I analyze macroeconomic issues from a fundamental perspective, and I analyze market behavior from a technical perspective. Original macroeconomic analysis can be found here and both macro analysis and commentary can be found on my Caps blog. If you like or appreciate my analysis, please add yourself to my Following List

Saturday, July 17, 2010

US Dollar Count Updates

See this original post for why I am fundamentally and technically bearish on the US Dollar for the long term: Thoughts on the US Dollar, Analysis of the USDX Long Term, Follow up on the Gold Blog -   Sep 17, 09. And per my Dollar/Equity correlation charts, this does not make me "bullish" on equities. What this is illustrating is a loss of confidence in US Sovereign debt, the US currency and the US financial markets at the same time.

My contention is that this can absolutely all happen at the same time. And the question is not one of simply "inflation or deflation".

I have been hammering on the topic because it is the critical issue to understand how all of the advanced economies government's action will not only fail to produce the desired effects, but will more importantly make matters worse. The main issue is  Debt Saturation - http://caps.fool.com/Blogs/ViewPost.aspx?bpid=357428. It is critical to understand that an increasing debt load has decreasing marginal utility and there comes a point due to servicing requirements that all new debt has a negative economic impact. This is why we were NEVER going to be able to borrow and spend our way out of a crisis that was caused by too much debt to begin with.

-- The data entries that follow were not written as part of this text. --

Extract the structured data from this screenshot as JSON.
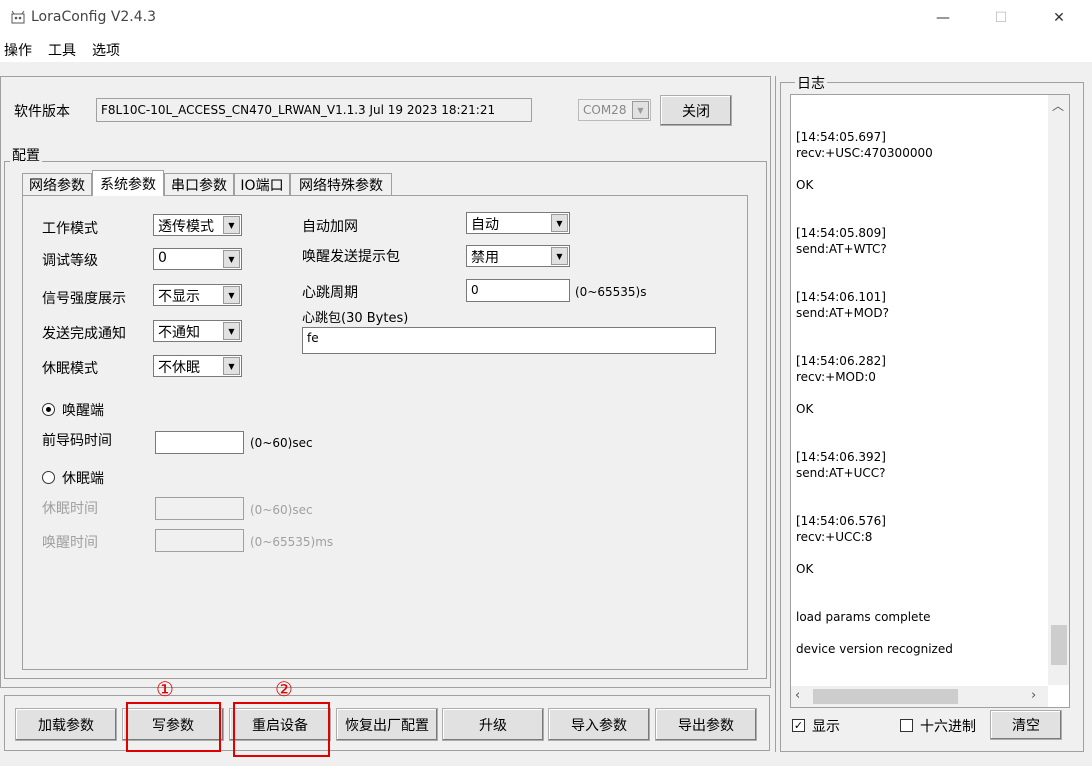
{
  "window": {
    "title": "LoraConfig V2.4.3",
    "minimize": "—",
    "maximize": "☐",
    "close": "✕"
  },
  "menu": [
    "操作",
    "工具",
    "选项"
  ],
  "version": {
    "label": "软件版本",
    "value": "F8L10C-10L_ACCESS_CN470_LRWAN_V1.1.3 Jul 19 2023 18:21:21",
    "port": "COM28",
    "close_button": "关闭"
  },
  "config_title": "配置",
  "tabs": [
    "网络参数",
    "系统参数",
    "串口参数",
    "IO端口",
    "网络特殊参数"
  ],
  "system": {
    "work_mode": {
      "label": "工作模式",
      "value": "透传模式"
    },
    "debug_level": {
      "label": "调试等级",
      "value": "0"
    },
    "signal_display": {
      "label": "信号强度展示",
      "value": "不显示"
    },
    "send_notify": {
      "label": "发送完成通知",
      "value": "不通知"
    },
    "sleep_mode": {
      "label": "休眠模式",
      "value": "不休眠"
    },
    "auto_join": {
      "label": "自动加网",
      "value": "自动"
    },
    "wake_packet": {
      "label": "唤醒发送提示包",
      "value": "禁用"
    },
    "heartbeat_period": {
      "label": "心跳周期",
      "value": "0",
      "range": "(0~65535)s"
    },
    "heartbeat_packet": {
      "label": "心跳包(30 Bytes)",
      "value": "fe"
    },
    "wake_end": {
      "label": "唤醒端",
      "checked": true
    },
    "preamble_time": {
      "label": "前导码时间",
      "value": "",
      "range": "(0~60)sec"
    },
    "sleep_end": {
      "label": "休眠端",
      "checked": false
    },
    "sleep_time": {
      "label": "休眠时间",
      "value": "",
      "range": "(0~60)sec"
    },
    "wake_time": {
      "label": "唤醒时间",
      "value": "",
      "range": "(0~65535)ms"
    }
  },
  "bottom_buttons": [
    "加载参数",
    "写参数",
    "重启设备",
    "恢复出厂配置",
    "升级",
    "导入参数",
    "导出参数"
  ],
  "annotations": [
    "①",
    "②"
  ],
  "log": {
    "title": "日志",
    "lines": [
      "[14:54:05.697]",
      "recv:+USC:470300000",
      "OK",
      "[14:54:05.809]",
      "send:AT+WTC?",
      "[14:54:06.101]",
      "send:AT+MOD?",
      "[14:54:06.282]",
      "recv:+MOD:0",
      "OK",
      "[14:54:06.392]",
      "send:AT+UCC?",
      "[14:54:06.576]",
      "recv:+UCC:8",
      "OK",
      "load params complete",
      "device version recognized"
    ],
    "display_label": "显示",
    "display_checked": true,
    "hex_label": "十六进制",
    "hex_checked": false,
    "clear_button": "清空"
  },
  "colors": {
    "annotation": "#e00000",
    "window_bg": "#f0f0f0"
  }
}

This sets up an extreme deflationary environment (this debt load is unsustainable) within which the Federal Reserve will monetize unprecedented amounts of debt at unprecedented rates. Which will result in a simultaneous deflationary and inflationary outcome: stagflation. There is NEVER anything in economics and especially macroeconomics that has only one cause and one effect. There are always multiple effects with varying degrees of influence (both in absolute value and transience). There will be deflationary impulses and there will be extreme monetary inflation, the Fed will see to that. Which means that I think the most likely outcome will be a combination of the two: stagflation. Economically correlated assets go down in value (like your home and equities as a general asset class) and things you need to buy/consume (such as real assets / commodities) cost more. Really the worst of all possible outcomes.

I do think that most inflationists discount the amount of debt that is collapsing (even though most deflationists use measures like M2 and M3, which have a lot of non-monetary components to prove their point) while at the same time most deflationists discount the amount of monetary inflation the Fed can generate (they argue that the Fed creating base money is like pushing on a string because the banks don't have to lend, even though I am many others have pointed out that the Fed has gone around the banking system and has started monetizing private sector debt directly, which is a trend that is likely to increase not decrease). Most people on either side of the debate is not considering strong evidence that both forces are significant.

So in short, I not only think it is possible that we have falling equities and a falling US Dollar at the same time, I think it is likely.